Un tempo (quando si chiamava Twitter) ritenuto fonte affidabile per notizie in tempo reale, oggi X assomiglia a un social alla deriva. Detto ciò, nessun rivale sembrerebbe intenzionato a raccogliere il testimone sul fronte giornalistico. Di sicuro, non Threads. A conferma che Meta, in realtà, si sta allontanando dal cosiddetto news business.

Il caso di Donald Trump Jr.

Rimanendo a X, la moderazione o, se preferite, la veridicità dei contenuti sono soggette alle cosiddette Note della collettività. Un sistema di fact-checking basato, in sostanza, sul volontariato degli utenti.
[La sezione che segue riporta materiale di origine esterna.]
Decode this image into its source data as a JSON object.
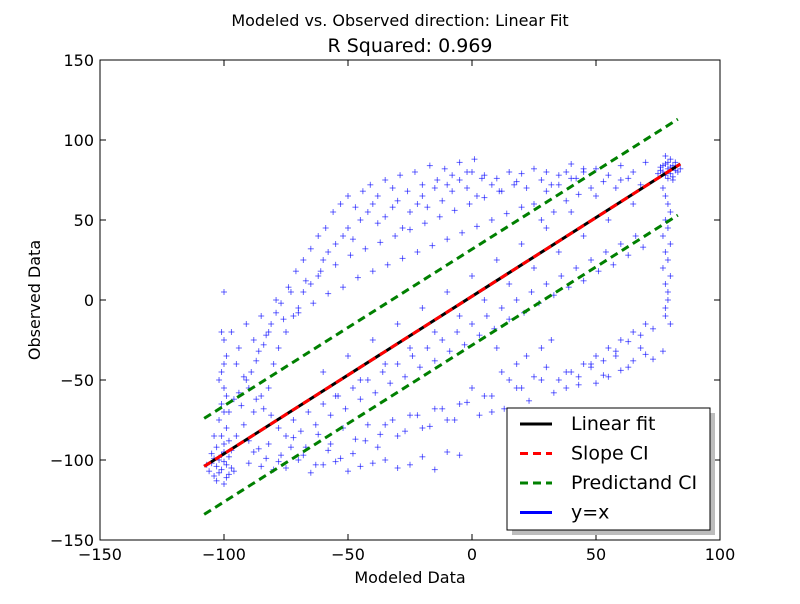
{
  "chart_data": {
    "type": "scatter",
    "suptitle": "Modeled vs. Observed direction: Linear Fit",
    "title": "R Squared: 0.969",
    "xlabel": "Modeled Data",
    "ylabel": "Observed Data",
    "xlim": [
      -150,
      100
    ],
    "ylim": [
      -150,
      150
    ],
    "xticks": [
      -150,
      -100,
      -50,
      0,
      50,
      100
    ],
    "yticks": [
      -150,
      -100,
      -50,
      0,
      50,
      100,
      150
    ],
    "xtick_labels": [
      "−150",
      "−100",
      "−50",
      "0",
      "50",
      "100"
    ],
    "ytick_labels": [
      "−150",
      "−100",
      "−50",
      "0",
      "50",
      "100",
      "150"
    ],
    "grid": false,
    "legend_position": "lower-right",
    "colors": {
      "scatter": "#0000ff",
      "linear_fit": "#000000",
      "slope_ci": "#ff0000",
      "predictand_ci": "#008000",
      "identity": "#0000ff"
    },
    "series": [
      {
        "name": "Linear fit",
        "kind": "line",
        "style": "solid",
        "x": [
          -108,
          84
        ],
        "y": [
          -104,
          85
        ]
      },
      {
        "name": "Slope CI",
        "kind": "line",
        "style": "dashed",
        "x": [
          -108,
          84
        ],
        "y": [
          -104,
          85
        ]
      },
      {
        "name": "Predictand CI",
        "kind": "line",
        "style": "dashed",
        "segments": [
          {
            "x": [
              -108,
              83
            ],
            "y": [
              -74,
              113
            ]
          },
          {
            "x": [
              -108,
              83
            ],
            "y": [
              -134,
              53
            ]
          }
        ]
      },
      {
        "name": "y=x",
        "kind": "line",
        "style": "solid",
        "x": [],
        "y": []
      }
    ],
    "scatter_points": [
      [
        -103,
        -104
      ],
      [
        -101,
        -106
      ],
      [
        -99,
        -103
      ],
      [
        -104,
        -99
      ],
      [
        -100,
        -101
      ],
      [
        -102,
        -108
      ],
      [
        -98,
        -109
      ],
      [
        -105,
        -102
      ],
      [
        -101,
        -97
      ],
      [
        -99,
        -111
      ],
      [
        -103,
        -113
      ],
      [
        -100,
        -95
      ],
      [
        -97,
        -105
      ],
      [
        -106,
        -107
      ],
      [
        -102,
        -100
      ],
      [
        -100,
        -90
      ],
      [
        -101,
        -85
      ],
      [
        -99,
        -80
      ],
      [
        -102,
        -75
      ],
      [
        -100,
        -70
      ],
      [
        -101,
        -65
      ],
      [
        -99,
        -60
      ],
      [
        -100,
        -55
      ],
      [
        -102,
        -50
      ],
      [
        -101,
        -45
      ],
      [
        -100,
        -40
      ],
      [
        -99,
        -35
      ],
      [
        -100,
        -25
      ],
      [
        -101,
        -20
      ],
      [
        -100,
        5
      ],
      [
        -104,
        -85
      ],
      [
        -98,
        -88
      ],
      [
        -103,
        -92
      ],
      [
        -97,
        -94
      ],
      [
        -105,
        -96
      ],
      [
        -107,
        -103
      ],
      [
        -96,
        -107
      ],
      [
        -104,
        -110
      ],
      [
        -100,
        -115
      ],
      [
        -98,
        -98
      ],
      [
        77,
        80
      ],
      [
        79,
        82
      ],
      [
        81,
        84
      ],
      [
        78,
        78
      ],
      [
        80,
        79
      ],
      [
        82,
        81
      ],
      [
        76,
        83
      ],
      [
        79,
        86
      ],
      [
        81,
        77
      ],
      [
        78,
        85
      ],
      [
        80,
        88
      ],
      [
        83,
        80
      ],
      [
        75,
        79
      ],
      [
        77,
        84
      ],
      [
        82,
        86
      ],
      [
        79,
        76
      ],
      [
        76,
        81
      ],
      [
        80,
        83
      ],
      [
        78,
        90
      ],
      [
        84,
        82
      ],
      [
        77,
        70
      ],
      [
        78,
        65
      ],
      [
        79,
        60
      ],
      [
        80,
        55
      ],
      [
        78,
        50
      ],
      [
        79,
        45
      ],
      [
        77,
        40
      ],
      [
        80,
        35
      ],
      [
        78,
        30
      ],
      [
        79,
        25
      ],
      [
        77,
        20
      ],
      [
        80,
        15
      ],
      [
        78,
        10
      ],
      [
        79,
        0
      ],
      [
        78,
        -5
      ],
      [
        80,
        -15
      ],
      [
        77,
        -32
      ],
      [
        78,
        -10
      ],
      [
        79,
        5
      ],
      [
        81,
        75
      ],
      [
        -90,
        -102
      ],
      [
        -85,
        -104
      ],
      [
        -80,
        -106
      ],
      [
        -75,
        -105
      ],
      [
        -70,
        -100
      ],
      [
        -65,
        -108
      ],
      [
        -60,
        -103
      ],
      [
        -55,
        -101
      ],
      [
        -50,
        -107
      ],
      [
        -45,
        -104
      ],
      [
        -40,
        -102
      ],
      [
        -35,
        -100
      ],
      [
        -30,
        -105
      ],
      [
        -25,
        -103
      ],
      [
        -20,
        -98
      ],
      [
        -15,
        -106
      ],
      [
        -10,
        -95
      ],
      [
        -5,
        -97
      ],
      [
        -88,
        -95
      ],
      [
        -83,
        -99
      ],
      [
        -78,
        -101
      ],
      [
        -73,
        -92
      ],
      [
        -68,
        -97
      ],
      [
        -63,
        -103
      ],
      [
        -58,
        -94
      ],
      [
        -53,
        -99
      ],
      [
        -48,
        -96
      ],
      [
        -43,
        -88
      ],
      [
        -38,
        -92
      ],
      [
        -95,
        -85
      ],
      [
        -92,
        -78
      ],
      [
        -88,
        -70
      ],
      [
        -85,
        -60
      ],
      [
        -82,
        -55
      ],
      [
        -80,
        -40
      ],
      [
        -78,
        -30
      ],
      [
        -75,
        -20
      ],
      [
        -72,
        -10
      ],
      [
        -70,
        -5
      ],
      [
        -68,
        5
      ],
      [
        -65,
        10
      ],
      [
        -62,
        15
      ],
      [
        -60,
        25
      ],
      [
        -58,
        30
      ],
      [
        -55,
        35
      ],
      [
        -52,
        40
      ],
      [
        -50,
        45
      ],
      [
        -48,
        38
      ],
      [
        -45,
        50
      ],
      [
        -42,
        55
      ],
      [
        -40,
        60
      ],
      [
        -38,
        48
      ],
      [
        -35,
        52
      ],
      [
        -32,
        58
      ],
      [
        -30,
        62
      ],
      [
        -28,
        45
      ],
      [
        -25,
        55
      ],
      [
        -22,
        60
      ],
      [
        -20,
        65
      ],
      [
        -18,
        58
      ],
      [
        -15,
        70
      ],
      [
        -12,
        62
      ],
      [
        -10,
        72
      ],
      [
        -8,
        68
      ],
      [
        -5,
        75
      ],
      [
        -2,
        70
      ],
      [
        0,
        80
      ],
      [
        2,
        65
      ],
      [
        5,
        78
      ],
      [
        8,
        72
      ],
      [
        10,
        76
      ],
      [
        12,
        68
      ],
      [
        15,
        80
      ],
      [
        18,
        74
      ],
      [
        20,
        79
      ],
      [
        22,
        70
      ],
      [
        25,
        82
      ],
      [
        28,
        75
      ],
      [
        30,
        80
      ],
      [
        32,
        72
      ],
      [
        35,
        78
      ],
      [
        38,
        80
      ],
      [
        40,
        85
      ],
      [
        42,
        76
      ],
      [
        45,
        82
      ],
      [
        -95,
        -40
      ],
      [
        -92,
        -48
      ],
      [
        -90,
        -55
      ],
      [
        -87,
        -62
      ],
      [
        -84,
        -68
      ],
      [
        -81,
        -72
      ],
      [
        -78,
        -80
      ],
      [
        -75,
        -85
      ],
      [
        -72,
        -75
      ],
      [
        -69,
        -82
      ],
      [
        -66,
        -70
      ],
      [
        -63,
        -78
      ],
      [
        -60,
        -65
      ],
      [
        -57,
        -72
      ],
      [
        -54,
        -60
      ],
      [
        -51,
        -68
      ],
      [
        -48,
        -55
      ],
      [
        -45,
        -62
      ],
      [
        -42,
        -50
      ],
      [
        -39,
        -58
      ],
      [
        -36,
        -45
      ],
      [
        -33,
        -52
      ],
      [
        -30,
        -40
      ],
      [
        -27,
        -48
      ],
      [
        -24,
        -35
      ],
      [
        -21,
        -42
      ],
      [
        -18,
        -30
      ],
      [
        -15,
        -38
      ],
      [
        -12,
        -25
      ],
      [
        -9,
        -32
      ],
      [
        -6,
        -20
      ],
      [
        -3,
        -28
      ],
      [
        0,
        -15
      ],
      [
        3,
        -22
      ],
      [
        6,
        -10
      ],
      [
        9,
        -18
      ],
      [
        12,
        -5
      ],
      [
        15,
        -12
      ],
      [
        18,
        0
      ],
      [
        21,
        -8
      ],
      [
        24,
        5
      ],
      [
        27,
        -2
      ],
      [
        30,
        10
      ],
      [
        33,
        3
      ],
      [
        36,
        15
      ],
      [
        39,
        8
      ],
      [
        42,
        20
      ],
      [
        45,
        12
      ],
      [
        48,
        25
      ],
      [
        51,
        18
      ],
      [
        54,
        30
      ],
      [
        57,
        22
      ],
      [
        60,
        35
      ],
      [
        63,
        28
      ],
      [
        66,
        40
      ],
      [
        69,
        33
      ],
      [
        -97,
        -20
      ],
      [
        -94,
        -30
      ],
      [
        -91,
        -15
      ],
      [
        -88,
        -25
      ],
      [
        -85,
        -10
      ],
      [
        -82,
        -20
      ],
      [
        -79,
        0
      ],
      [
        -76,
        -12
      ],
      [
        -73,
        5
      ],
      [
        -70,
        -8
      ],
      [
        -67,
        12
      ],
      [
        -64,
        -2
      ],
      [
        -61,
        18
      ],
      [
        -58,
        4
      ],
      [
        -55,
        22
      ],
      [
        -52,
        8
      ],
      [
        -49,
        28
      ],
      [
        -46,
        14
      ],
      [
        -43,
        32
      ],
      [
        -40,
        18
      ],
      [
        -37,
        36
      ],
      [
        -34,
        22
      ],
      [
        -31,
        40
      ],
      [
        -28,
        26
      ],
      [
        -25,
        44
      ],
      [
        -22,
        30
      ],
      [
        -19,
        48
      ],
      [
        -16,
        34
      ],
      [
        -13,
        52
      ],
      [
        -10,
        38
      ],
      [
        -7,
        56
      ],
      [
        -4,
        42
      ],
      [
        -1,
        60
      ],
      [
        2,
        46
      ],
      [
        5,
        64
      ],
      [
        8,
        50
      ],
      [
        11,
        68
      ],
      [
        14,
        54
      ],
      [
        17,
        72
      ],
      [
        20,
        58
      ],
      [
        -90,
        -88
      ],
      [
        -86,
        -93
      ],
      [
        -82,
        -90
      ],
      [
        -77,
        -97
      ],
      [
        -72,
        -86
      ],
      [
        -67,
        -92
      ],
      [
        -62,
        -84
      ],
      [
        -57,
        -90
      ],
      [
        -52,
        -80
      ],
      [
        -47,
        -87
      ],
      [
        -42,
        -78
      ],
      [
        -37,
        -84
      ],
      [
        -32,
        -75
      ],
      [
        -27,
        -82
      ],
      [
        -22,
        -72
      ],
      [
        -17,
        -79
      ],
      [
        -12,
        -68
      ],
      [
        -7,
        -75
      ],
      [
        -2,
        -64
      ],
      [
        3,
        -72
      ],
      [
        8,
        -60
      ],
      [
        13,
        -68
      ],
      [
        18,
        -55
      ],
      [
        23,
        -63
      ],
      [
        28,
        -50
      ],
      [
        33,
        -58
      ],
      [
        38,
        -45
      ],
      [
        43,
        -53
      ],
      [
        48,
        -40
      ],
      [
        53,
        -47
      ],
      [
        58,
        -35
      ],
      [
        63,
        -42
      ],
      [
        68,
        -30
      ],
      [
        73,
        -37
      ],
      [
        -60,
        -45
      ],
      [
        -50,
        -35
      ],
      [
        -40,
        -25
      ],
      [
        -30,
        -15
      ],
      [
        -20,
        -5
      ],
      [
        -10,
        5
      ],
      [
        0,
        15
      ],
      [
        10,
        25
      ],
      [
        20,
        35
      ],
      [
        30,
        45
      ],
      [
        40,
        55
      ],
      [
        50,
        65
      ],
      [
        60,
        75
      ],
      [
        -55,
        -60
      ],
      [
        -45,
        -50
      ],
      [
        -35,
        -40
      ],
      [
        -25,
        -30
      ],
      [
        -15,
        -20
      ],
      [
        -5,
        -10
      ],
      [
        5,
        0
      ],
      [
        15,
        10
      ],
      [
        25,
        20
      ],
      [
        35,
        30
      ],
      [
        45,
        40
      ],
      [
        55,
        50
      ],
      [
        65,
        60
      ],
      [
        -98,
        -70
      ],
      [
        -96,
        -62
      ],
      [
        -94,
        -58
      ],
      [
        -93,
        -66
      ],
      [
        -91,
        -50
      ],
      [
        -89,
        -45
      ],
      [
        -87,
        -38
      ],
      [
        -86,
        -32
      ],
      [
        -84,
        -28
      ],
      [
        -83,
        -22
      ],
      [
        -81,
        -15
      ],
      [
        -79,
        -8
      ],
      [
        -77,
        -2
      ],
      [
        -74,
        8
      ],
      [
        -71,
        18
      ],
      [
        -68,
        25
      ],
      [
        -65,
        32
      ],
      [
        -62,
        40
      ],
      [
        -59,
        45
      ],
      [
        -56,
        55
      ],
      [
        -53,
        60
      ],
      [
        -50,
        65
      ],
      [
        -47,
        58
      ],
      [
        -44,
        68
      ],
      [
        -41,
        72
      ],
      [
        -38,
        65
      ],
      [
        -35,
        75
      ],
      [
        -32,
        70
      ],
      [
        -29,
        78
      ],
      [
        -26,
        68
      ],
      [
        -23,
        80
      ],
      [
        -20,
        72
      ],
      [
        -17,
        84
      ],
      [
        -14,
        75
      ],
      [
        -11,
        82
      ],
      [
        -8,
        78
      ],
      [
        -5,
        86
      ],
      [
        -2,
        80
      ],
      [
        1,
        88
      ],
      [
        4,
        76
      ],
      [
        35,
        -50
      ],
      [
        40,
        -45
      ],
      [
        45,
        -40
      ],
      [
        50,
        -35
      ],
      [
        55,
        -30
      ],
      [
        60,
        -25
      ],
      [
        65,
        -20
      ],
      [
        70,
        -15
      ],
      [
        38,
        -55
      ],
      [
        43,
        -48
      ],
      [
        48,
        -42
      ],
      [
        53,
        -38
      ],
      [
        58,
        -32
      ],
      [
        63,
        -26
      ],
      [
        68,
        -22
      ],
      [
        73,
        -18
      ],
      [
        50,
        -52
      ],
      [
        55,
        -48
      ],
      [
        60,
        -44
      ],
      [
        65,
        -38
      ],
      [
        70,
        -34
      ],
      [
        25,
        60
      ],
      [
        30,
        68
      ],
      [
        35,
        72
      ],
      [
        40,
        76
      ],
      [
        45,
        80
      ],
      [
        50,
        82
      ],
      [
        55,
        78
      ],
      [
        60,
        84
      ],
      [
        65,
        80
      ],
      [
        70,
        86
      ],
      [
        28,
        50
      ],
      [
        33,
        55
      ],
      [
        38,
        62
      ],
      [
        43,
        66
      ],
      [
        48,
        70
      ],
      [
        53,
        74
      ],
      [
        58,
        70
      ],
      [
        63,
        76
      ],
      [
        68,
        72
      ],
      [
        10,
        -30
      ],
      [
        12,
        -45
      ],
      [
        15,
        -50
      ],
      [
        18,
        -40
      ],
      [
        20,
        -55
      ],
      [
        22,
        -35
      ],
      [
        25,
        -48
      ],
      [
        28,
        -30
      ],
      [
        30,
        -42
      ],
      [
        32,
        -25
      ],
      [
        5,
        -60
      ],
      [
        8,
        -70
      ],
      [
        -5,
        -65
      ],
      [
        0,
        -55
      ],
      [
        -10,
        -75
      ],
      [
        -15,
        -68
      ],
      [
        -20,
        -80
      ],
      [
        -25,
        -72
      ],
      [
        -30,
        -85
      ],
      [
        -35,
        -78
      ]
    ]
  }
}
Che si prestano a verificare quanto pubblicato dagli altri.

E qui, beh, riportiamo un episodio singolare se non addirittura paradossale di cui, fra gli altri, ha parlato Wired. Lo scorso 10 ottobre, Donald Trump Jr. ha postato su X un video che mostrava alcuni combattenti di Hamas uccidere senza pietà cittadini israeliani. Immagini legate alle azioni del 7 ottobre. «Non si negozia di fronte a questo – ha scritto Trump Jr. nel post –. C’è solo un modo per gestire la cosa». Il figlio dell’ex presidente statunitense, quindi, ha aggiunto che il video proveniva da una «fonte interna a Israele». Il post, ovviamente, è stato iper-condiviso. Tant’è che, presto, ha superato 4 milioni di visualizzazioni.

Tutto normale? Non proprio. Il sistema di fact-checking, infatti, ha aggiunto un messaggio al post. Spiegando che il video era vecchio e, ancora peggio, non proveniva da Israele. Tradotto: Trump Jr. ha contribuito all’ondata di disinformazione che ha investito X poco dopo l’attacco di Hamas. E che Musk, di suo, ha alimentato. E invece no, Wired ha accertato che il sistema, nello specifico, si è sbagliato. Il video pubblicato da Trump Jr., secondo un’analisi OSINT, è stato girato il 7 ottobre e mostrava esattamente dei combattenti di Hamas.

Ma l'UE non ci sta

Il pessimo comportamento delle piattaforme, evidentemente, emerge con maggiore chiarezza se pensiamo che, questo, è il primo conflitto internazionale di rilievo dall’entrata in vigore delle nuove regole, all’interno dell’Unione Europea, sulla moderazione dei contenuti online per le grandi piattaforme. La stessa UE, non a caso, pochi giorni fa ha avvertito X, Meta ma anche TikTok. Il succo? Sulle vostre piattaforme vengono diffusi contenuti illegali e disinformazione, fate qualcosa altrimenti pioveranno sanzioni. Anche pesanti.